Court documents quote a senior RBC manager telling colleagues in an e-mail that a proposed letter to regulators discussing the transactions “misleads as to our effort to engage other parties” on the trades now in question. The CFTC has put that e-mail forward as evidence the bank was not forthcoming.
In recent court filings, RBC asked for the new allegations to be removed, arguing that the bank disclosed its trading strategy fully to regulators in 2005, and that the evidence is not new.
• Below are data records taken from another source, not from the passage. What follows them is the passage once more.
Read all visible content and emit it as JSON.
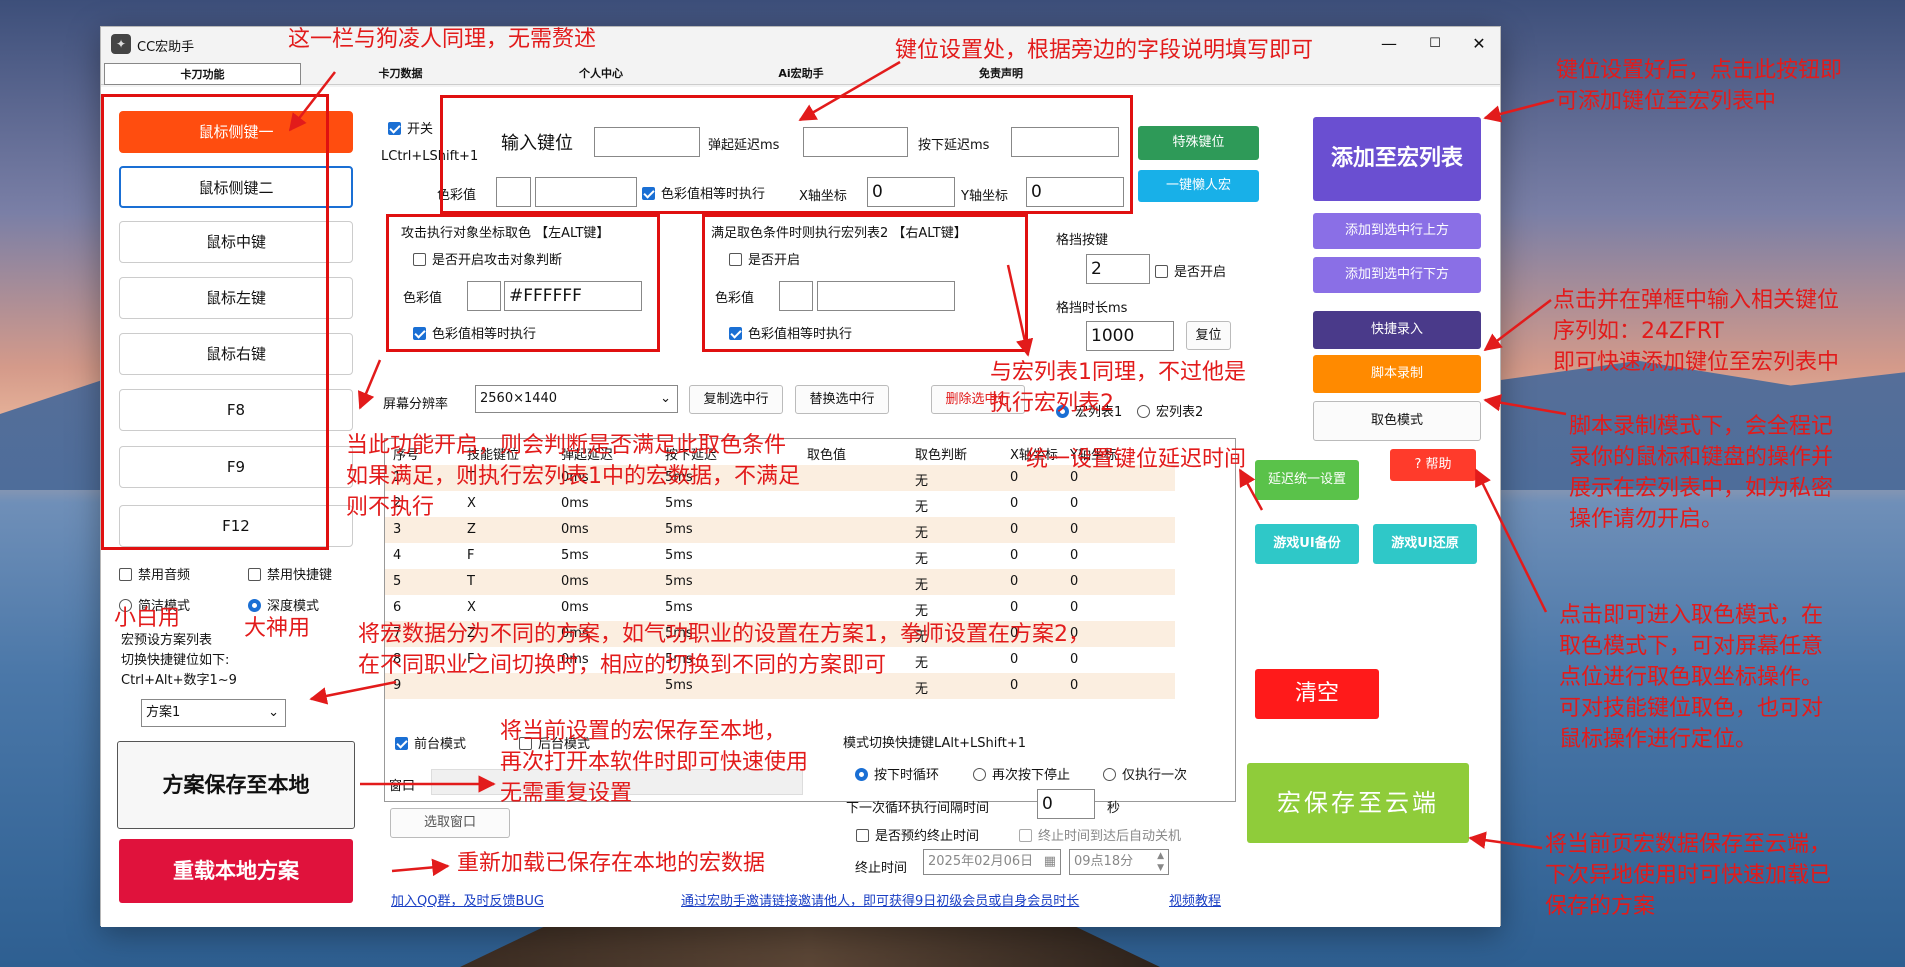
{
  "window": {
    "title": "CC宏助手",
    "min": "—",
    "max": "☐",
    "close": "✕"
  },
  "tabs": [
    "卡刀功能",
    "卡刀数据",
    "个人中心",
    "Ai宏助手",
    "免责声明"
  ],
  "side_buttons": [
    "鼠标侧键一",
    "鼠标侧键二",
    "鼠标中键",
    "鼠标左键",
    "鼠标右键",
    "F8",
    "F9",
    "F12"
  ],
  "options": {
    "mute": "禁用音频",
    "disable_hotkey": "禁用快捷键",
    "simple_mode": "简洁模式",
    "deep_mode": "深度模式",
    "preset_text1": "宏预设方案列表",
    "preset_text2": "切换快捷键位如下:",
    "preset_text3": "Ctrl+Alt+数字1~9",
    "scheme_value": "方案1"
  },
  "left_actions": {
    "save_local": "方案保存至本地",
    "reload_local": "重载本地方案"
  },
  "keyset": {
    "switch_label": "开关",
    "switch_hotkey": "LCtrl+LShift+1",
    "input_key": "输入键位",
    "bounce_delay": "弹起延迟ms",
    "press_delay": "按下延迟ms",
    "color_value": "色彩值",
    "color_equal": "色彩值相等时执行",
    "x_label": "X轴坐标",
    "x_value": "0",
    "y_label": "Y轴坐标",
    "y_value": "0",
    "special_key": "特殊键位",
    "lazy_macro": "一键懒人宏"
  },
  "attack": {
    "title": "攻击执行对象坐标取色 【左ALT键】",
    "enable": "是否开启攻击对象判断",
    "color_label": "色彩值",
    "color_value": "#FFFFFF",
    "equal_exec": "色彩值相等时执行"
  },
  "satisfy": {
    "title": "满足取色条件时则执行宏列表2 【右ALT键】",
    "enable": "是否开启",
    "color_label": "色彩值",
    "equal_exec": "色彩值相等时执行"
  },
  "grid_key": {
    "label": "格挡按键",
    "value": "2",
    "enable": "是否开启",
    "duration_label": "格挡时长ms",
    "duration_value": "1000",
    "reset": "复位"
  },
  "right_buttons": {
    "add_macro": "添加至宏列表",
    "add_above": "添加到选中行上方",
    "add_below": "添加到选中行下方",
    "quick_record": "快捷录入",
    "script_record": "脚本录制",
    "color_mode": "取色模式",
    "help": "? 帮助",
    "delay_unify": "延迟统一设置",
    "ui_backup": "游戏UI备份",
    "ui_restore": "游戏UI还原",
    "clear": "清空",
    "cloud_save": "宏保存至云端"
  },
  "screen": {
    "label": "屏幕分辨率",
    "value": "2560×1440",
    "copy_row": "复制选中行",
    "replace_row": "替换选中行",
    "delete_row": "删除选中行",
    "list1": "宏列表1",
    "list2": "宏列表2"
  },
  "table": {
    "headers": [
      "序号",
      "技能键位",
      "弹起延迟",
      "按下延迟",
      "取色值",
      "取色判断",
      "X轴坐标",
      "Y轴坐标"
    ],
    "rows": [
      [
        "1",
        "T",
        "0ms",
        "5ms",
        "",
        "无",
        "0",
        "0"
      ],
      [
        "2",
        "X",
        "0ms",
        "5ms",
        "",
        "无",
        "0",
        "0"
      ],
      [
        "3",
        "Z",
        "0ms",
        "5ms",
        "",
        "无",
        "0",
        "0"
      ],
      [
        "4",
        "F",
        "5ms",
        "5ms",
        "",
        "无",
        "0",
        "0"
      ],
      [
        "5",
        "T",
        "0ms",
        "5ms",
        "",
        "无",
        "0",
        "0"
      ],
      [
        "6",
        "X",
        "0ms",
        "5ms",
        "",
        "无",
        "0",
        "0"
      ],
      [
        "7",
        "Z",
        "0ms",
        "5ms",
        "",
        "无",
        "0",
        "0"
      ],
      [
        "8",
        "F",
        "0ms",
        "5ms",
        "",
        "无",
        "0",
        "0"
      ],
      [
        "9",
        "",
        "",
        "5ms",
        "",
        "无",
        "0",
        "0"
      ]
    ]
  },
  "bottom": {
    "front_mode": "前台模式",
    "back_mode": "后台模式",
    "window_label": "窗口",
    "select_window": "选取窗口",
    "mode_hotkey": "模式切换快捷键LAlt+LShift+1",
    "loop_on_press": "按下时循环",
    "stop_on_repress": "再次按下停止",
    "run_once": "仅执行一次",
    "interval_label": "下一次循环执行间隔时间",
    "interval_value": "0",
    "seconds": "秒",
    "schedule_end": "是否预约终止时间",
    "auto_shutdown": "终止时间到达后自动关机",
    "end_time_label": "终止时间",
    "end_date": "2025年02月06日",
    "end_clock": "09点18分"
  },
  "links": {
    "qq": "加入QQ群，及时反馈BUG",
    "invite": "通过宏助手邀请链接邀请他人，即可获得9日初级会员或自身会员时长",
    "video": "视频教程"
  },
  "annotations": {
    "a1": "这一栏与狗凌人同理，无需赘述",
    "a2": "键位设置处，根据旁边的字段说明填写即可",
    "a3": [
      "键位设置好后，点击此按钮即",
      "可添加键位至宏列表中"
    ],
    "a4": [
      "点击并在弹框中输入相关键位",
      "序列如：24ZFRT",
      "即可快速添加键位至宏列表中"
    ],
    "a5": [
      "脚本录制模式下，会全程记",
      "录你的鼠标和键盘的操作并",
      "展示在宏列表中，如为私密",
      "操作请勿开启。"
    ],
    "a6": [
      "点击即可进入取色模式，在",
      "取色模式下，可对屏幕任意",
      "点位进行取色取坐标操作。",
      "可对技能键位取色，也可对",
      "鼠标操作进行定位。"
    ],
    "a7": [
      "将当前页宏数据保存至云端，",
      "下次异地使用时可快速加载已",
      "保存的方案"
    ],
    "a8": [
      "当此功能开启，则会判断是否满足此取色条件",
      "如果满足，则执行宏列表1中的宏数据，不满足",
      "则不执行"
    ],
    "a9": [
      "与宏列表1同理，不过他是",
      "执行宏列表2"
    ],
    "a10": "统一设置键位延迟时间",
    "a11": [
      "将宏数据分为不同的方案，如气功职业的设置在方案1，拳师设置在方案2，",
      "在不同职业之间切换时，相应的切换到不同的方案即可"
    ],
    "a12": "小白用",
    "a13": "大神用",
    "a14": [
      "将当前设置的宏保存至本地，",
      "再次打开本软件时即可快速使用",
      "无需重复设置"
    ],
    "a15": "重新加载已保存在本地的宏数据"
  },
  "colors": {
    "annotation": "#e21b1b",
    "side_active": "#ff4d0f",
    "add_macro": "#6a4fd1",
    "add_rows": "#8a6fe6",
    "quick_record": "#4a3a8a",
    "script_record": "#ff8a00",
    "special_key": "#2e9a58",
    "lazy_macro": "#18b0e8",
    "delay_unify": "#5ac24a",
    "ui_buttons": "#2fc8c8",
    "clear": "#ff1a1a",
    "cloud_save": "#8fcc3a",
    "reload_local": "#e0123c",
    "help": "#ff3b2b"
  }
}
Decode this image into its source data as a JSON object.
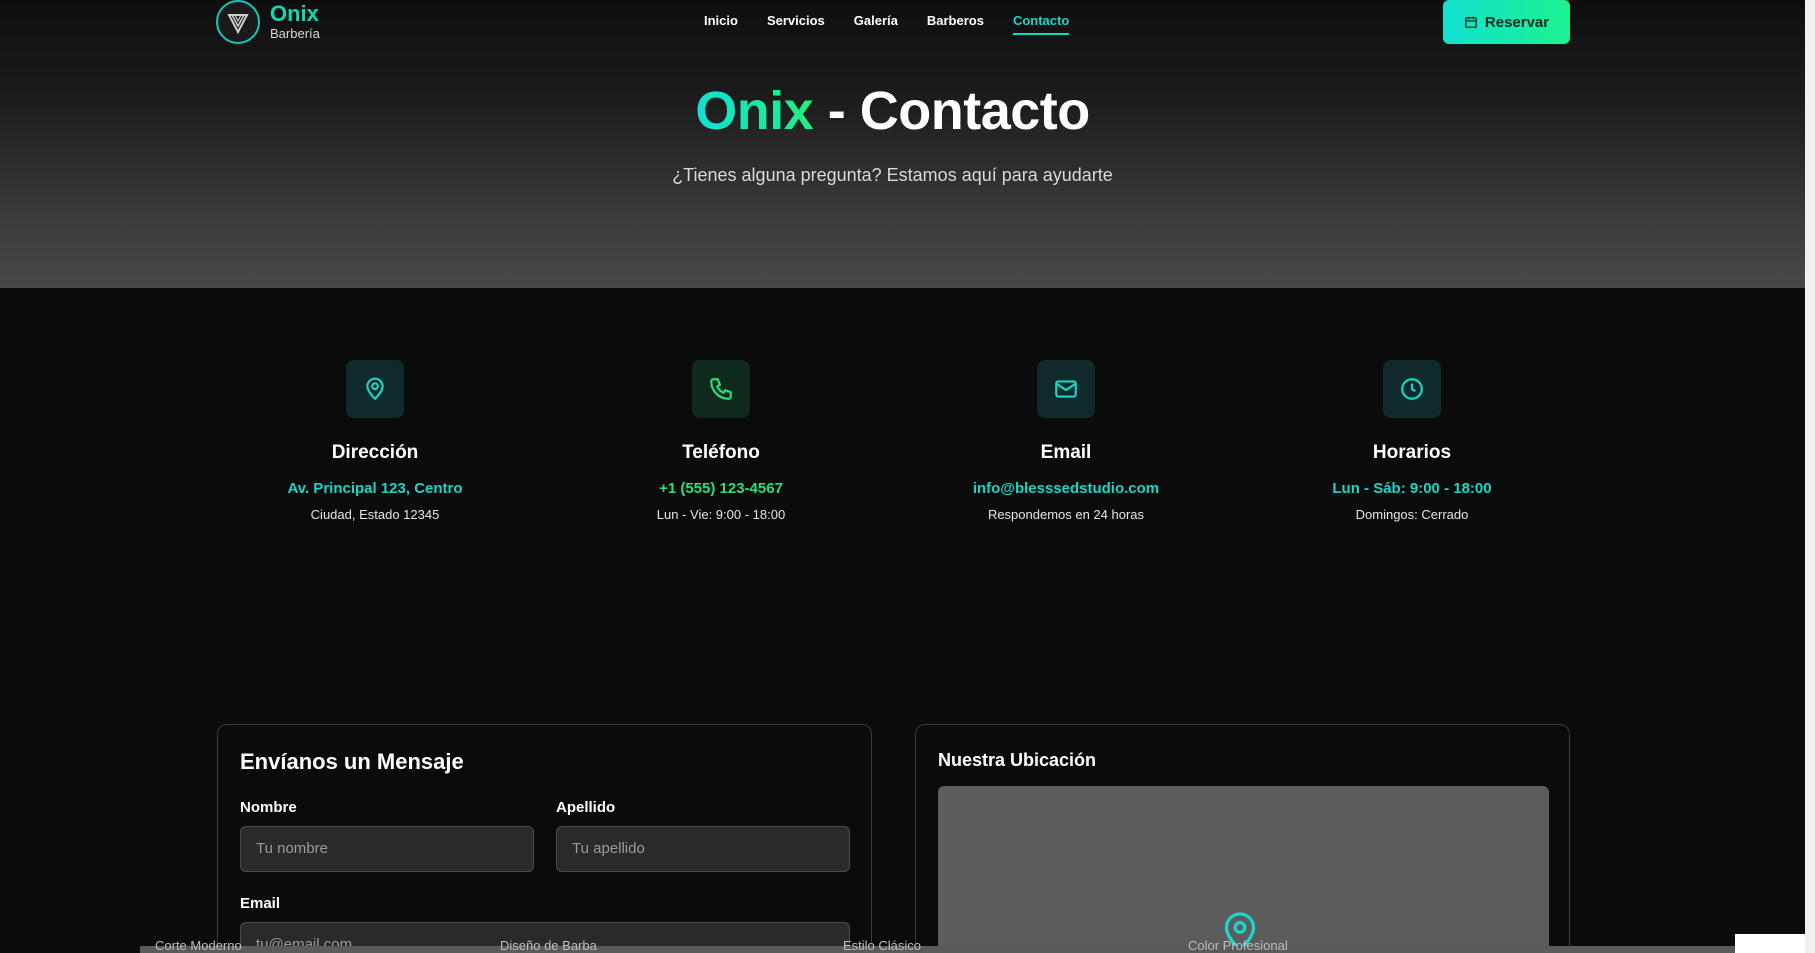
{
  "nav": {
    "brand": "Onix",
    "brand_sub": "Barbería",
    "links": [
      "Inicio",
      "Servicios",
      "Galería",
      "Barberos",
      "Contacto"
    ],
    "active_link": "Contacto",
    "reserve_label": "Reservar"
  },
  "hero": {
    "title_brand": "Onix",
    "title_rest": " - Contacto",
    "subtitle": "¿Tienes alguna pregunta? Estamos aquí para ayudarte"
  },
  "info": [
    {
      "icon": "map-pin-icon",
      "title": "Dirección",
      "main": "Av. Principal 123, Centro",
      "sub": "Ciudad, Estado 12345"
    },
    {
      "icon": "phone-icon",
      "title": "Teléfono",
      "main": "+1 (555) 123-4567",
      "sub": "Lun - Vie: 9:00 - 18:00"
    },
    {
      "icon": "mail-icon",
      "title": "Email",
      "main": "info@blesssedstudio.com",
      "sub": "Respondemos en 24 horas"
    },
    {
      "icon": "clock-icon",
      "title": "Horarios",
      "main": "Lun - Sáb: 9:00 - 18:00",
      "sub": "Domingos: Cerrado"
    }
  ],
  "form": {
    "title": "Envíanos un Mensaje",
    "nombre_label": "Nombre",
    "nombre_placeholder": "Tu nombre",
    "apellido_label": "Apellido",
    "apellido_placeholder": "Tu apellido",
    "email_label": "Email",
    "email_placeholder": "tu@email.com"
  },
  "map": {
    "title": "Nuestra Ubicación"
  },
  "strip": {
    "items": [
      "Corte Moderno",
      "Diseño de Barba",
      "Estilo Clásico",
      "Color Profesional"
    ]
  },
  "colors": {
    "accent_cyan": "#19d6c8",
    "accent_green": "#28e07a"
  }
}
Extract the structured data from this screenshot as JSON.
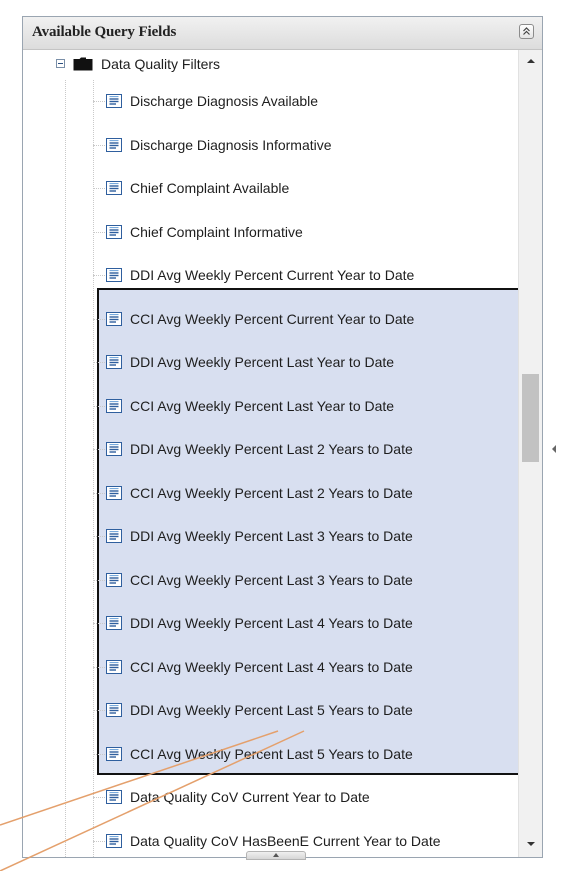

“The amended complaint seeks to create the false impression that the CFTC recently discovered for the first time, through its investigation, that RBC had for several years been engaging in ‘a wash trading scheme of massive proportion’ that involved ‘fictitious sales’ and ‘hundreds of millions of dollars worth’ of unlawful ... futures trading with its own affiliated entities,” RBC states in the court documents.
“Nothing could be further from the truth... this case concerns four trading strategies that were fully disclosed to ... the CFTC seven years ago.” The bank argues that the CFTC case is a reversal of the regulator’s original position on the trades back in 2005.
However, a judge overseeing the case refused to grant RBC its wish to remove the new allegations concerning the correspondence. The judge said the evidence, such as e-mails between bank officials, is relevant to the primary allegations in the wash-trading case and cannot be thrown out.
RBC has decided not to settle with the CFTC over the allegations and is planning to take the matter to court, should the case proceed that far. The case is set for a status conference between the parties on Friday. No hearing date has been set.